Artichoke is wonderful as a snack or a starter for a big meal. Many people stress the importance of removing the prickly leaves. I say that adds a nice and dangerous aspect too the meal. Here I serve them with a nice, wild garlic mayonnaise, but artichokes are wonderful with other sauces as well: melted butter with herbs, vinaigrette and hollandaise are among the classics. I use a small pinch of baking soda in the water to retain the color of the artichoke. The wild garlic mayonnaise can also be made with a combination of garlic and chives.
For the sauce: In a balance bowl (or other large bowl), whisk together egg yolk and mustard. Whisk until smooth, and the color of the mixture lighten lightly.
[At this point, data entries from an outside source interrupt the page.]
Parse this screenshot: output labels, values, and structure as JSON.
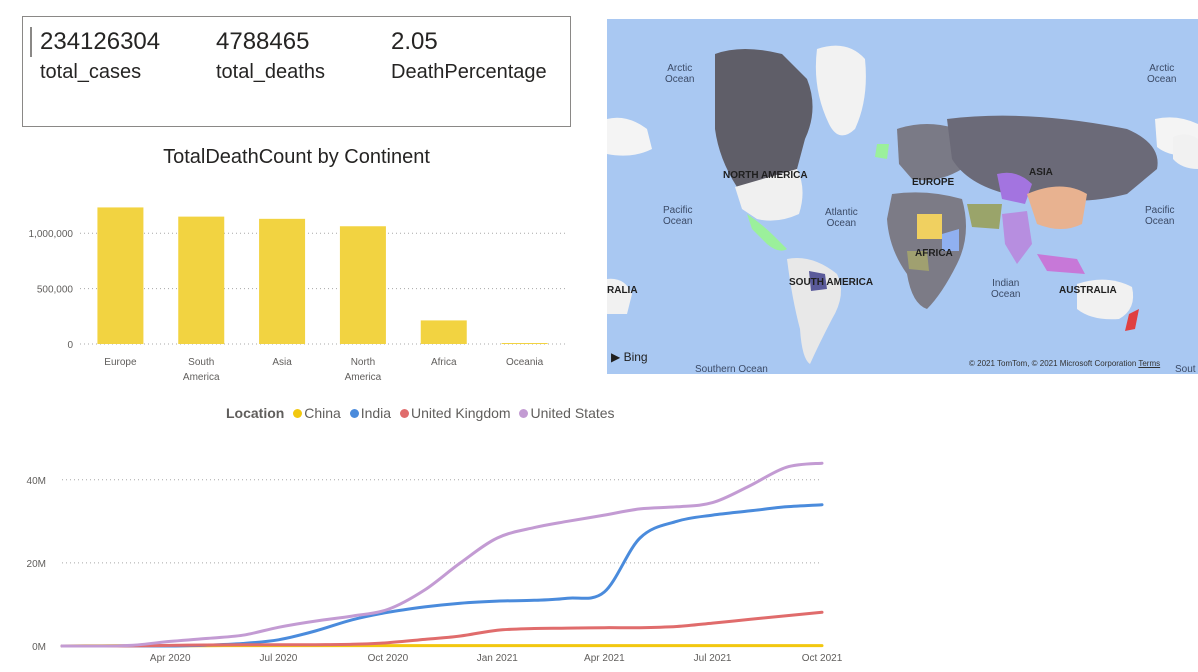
{
  "kpis": [
    {
      "value": "234126304",
      "label": "total_cases"
    },
    {
      "value": "4788465",
      "label": "total_deaths"
    },
    {
      "value": "2.05",
      "label": "DeathPercentage"
    }
  ],
  "map": {
    "labels": {
      "arctic_left": [
        "Arctic",
        "Ocean"
      ],
      "arctic_right": [
        "Arctic",
        "Ocean"
      ],
      "pacific_left": [
        "Pacific",
        "Ocean"
      ],
      "pacific_right": [
        "Pacific",
        "Ocean"
      ],
      "atlantic": [
        "Atlantic",
        "Ocean"
      ],
      "indian": [
        "Indian",
        "Ocean"
      ],
      "north_america": "NORTH AMERICA",
      "south_america": "SOUTH AMERICA",
      "europe": "EUROPE",
      "asia": "ASIA",
      "africa": "AFRICA",
      "australia": "AUSTRALIA",
      "australia_cut": "RALIA",
      "southern_ocean": "Southern Ocean",
      "southern_cut": "Sout"
    },
    "bing": "Bing",
    "attribution": "© 2021 TomTom, © 2021 Microsoft Corporation",
    "terms": "Terms"
  },
  "legend": {
    "title": "Location",
    "items": [
      {
        "name": "China",
        "color": "#F2C80F"
      },
      {
        "name": "India",
        "color": "#4A8BDC"
      },
      {
        "name": "United Kingdom",
        "color": "#E06C6C"
      },
      {
        "name": "United States",
        "color": "#C39BD3"
      }
    ]
  },
  "chart_data": [
    {
      "type": "bar",
      "title": "TotalDeathCount by Continent",
      "categories": [
        [
          "Europe"
        ],
        [
          "South",
          "America"
        ],
        [
          "Asia"
        ],
        [
          "North",
          "America"
        ],
        [
          "Africa"
        ],
        [
          "Oceania"
        ]
      ],
      "values": [
        1233000,
        1150000,
        1130000,
        1063000,
        213000,
        3500
      ],
      "ylim": [
        0,
        1300000
      ],
      "yticks": [
        0,
        500000,
        1000000
      ],
      "ytick_labels": [
        "0",
        "500,000",
        "1,000,000"
      ],
      "color": "#F2D341",
      "grid": true
    },
    {
      "type": "line",
      "x": [
        "2020-01-01",
        "2020-02-01",
        "2020-03-01",
        "2020-04-01",
        "2020-05-01",
        "2020-06-01",
        "2020-07-01",
        "2020-08-01",
        "2020-09-01",
        "2020-10-01",
        "2020-11-01",
        "2020-12-01",
        "2021-01-01",
        "2021-02-01",
        "2021-03-01",
        "2021-04-01",
        "2021-05-01",
        "2021-06-01",
        "2021-07-01",
        "2021-08-01",
        "2021-09-01",
        "2021-10-01"
      ],
      "xticks": [
        "2020-04-01",
        "2020-07-01",
        "2020-10-01",
        "2021-01-01",
        "2021-04-01",
        "2021-07-01",
        "2021-10-01"
      ],
      "xtick_labels": [
        "Apr 2020",
        "Jul 2020",
        "Oct 2020",
        "Jan 2021",
        "Apr 2021",
        "Jul 2021",
        "Oct 2021"
      ],
      "yticks": [
        0,
        20000000,
        40000000
      ],
      "ytick_labels": [
        "0M",
        "20M",
        "40M"
      ],
      "ylim": [
        0,
        45000000
      ],
      "series": [
        {
          "name": "China",
          "color": "#F2C80F",
          "values": [
            0,
            0.08,
            0.08,
            0.08,
            0.08,
            0.09,
            0.09,
            0.09,
            0.09,
            0.09,
            0.09,
            0.09,
            0.1,
            0.1,
            0.1,
            0.1,
            0.1,
            0.1,
            0.1,
            0.1,
            0.1,
            0.1
          ]
        },
        {
          "name": "India",
          "color": "#4A8BDC",
          "values": [
            0,
            0,
            0,
            0.01,
            0.2,
            0.6,
            1.5,
            3.6,
            6.3,
            8.1,
            9.4,
            10.3,
            10.8,
            11.0,
            11.5,
            13.0,
            26.0,
            30.0,
            31.5,
            32.5,
            33.5,
            34.0
          ]
        },
        {
          "name": "United Kingdom",
          "color": "#E06C6C",
          "values": [
            0,
            0,
            0.03,
            0.15,
            0.25,
            0.29,
            0.3,
            0.32,
            0.4,
            0.8,
            1.6,
            2.4,
            3.8,
            4.2,
            4.3,
            4.4,
            4.4,
            4.7,
            5.5,
            6.4,
            7.3,
            8.1
          ]
        },
        {
          "name": "United States",
          "color": "#C39BD3",
          "values": [
            0,
            0,
            0.2,
            1.1,
            1.8,
            2.6,
            4.5,
            6.0,
            7.2,
            8.8,
            13.5,
            20.0,
            26.0,
            28.5,
            30.0,
            31.5,
            33.0,
            33.5,
            34.5,
            38.5,
            43.0,
            44.0
          ]
        }
      ]
    }
  ]
}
While whisking energetically, add a little of the oil; drop by drop. Make sure the oil integrates in the mixture before adding more. When the mixture starts to thicken, increase the amount of oil. When about half the oil is integrated, whisk in the lemon juice, and continue with the rest of the oil. If the oil starts coating the surface of the mixture, rather then blending into it, immediately stop adding oil, and keep whisking. (If the sauce still does not go together, try adding a tablespoon of hot water and whisk some more. If this still does not help, try starting from bottom with one egg yolk and mix the broken sauce little by little into it – careful this time!)
For the artichoke: Place the artichokes in a large pot and fill with cold water. Remove the artichokes and place the pot over medium high heat. (In this way you get exactly as much water as possible into the pot, without having it pour over.) Add salt and baking powder and replace the artichokes. The baking powder neutralizes the ph level in the water; if it’s even slightly acidic, the vegetables will loose their fresh, green color. Place a small oven-proof dish – or lid, plate or the like – on top of the artichokes, so that they’re prevented from floating. Cover and boil for 25 to 30 minutes. The artichoke is finished when the leaf loosens when lifting the vegetable by the leaf. Strain and serve hot.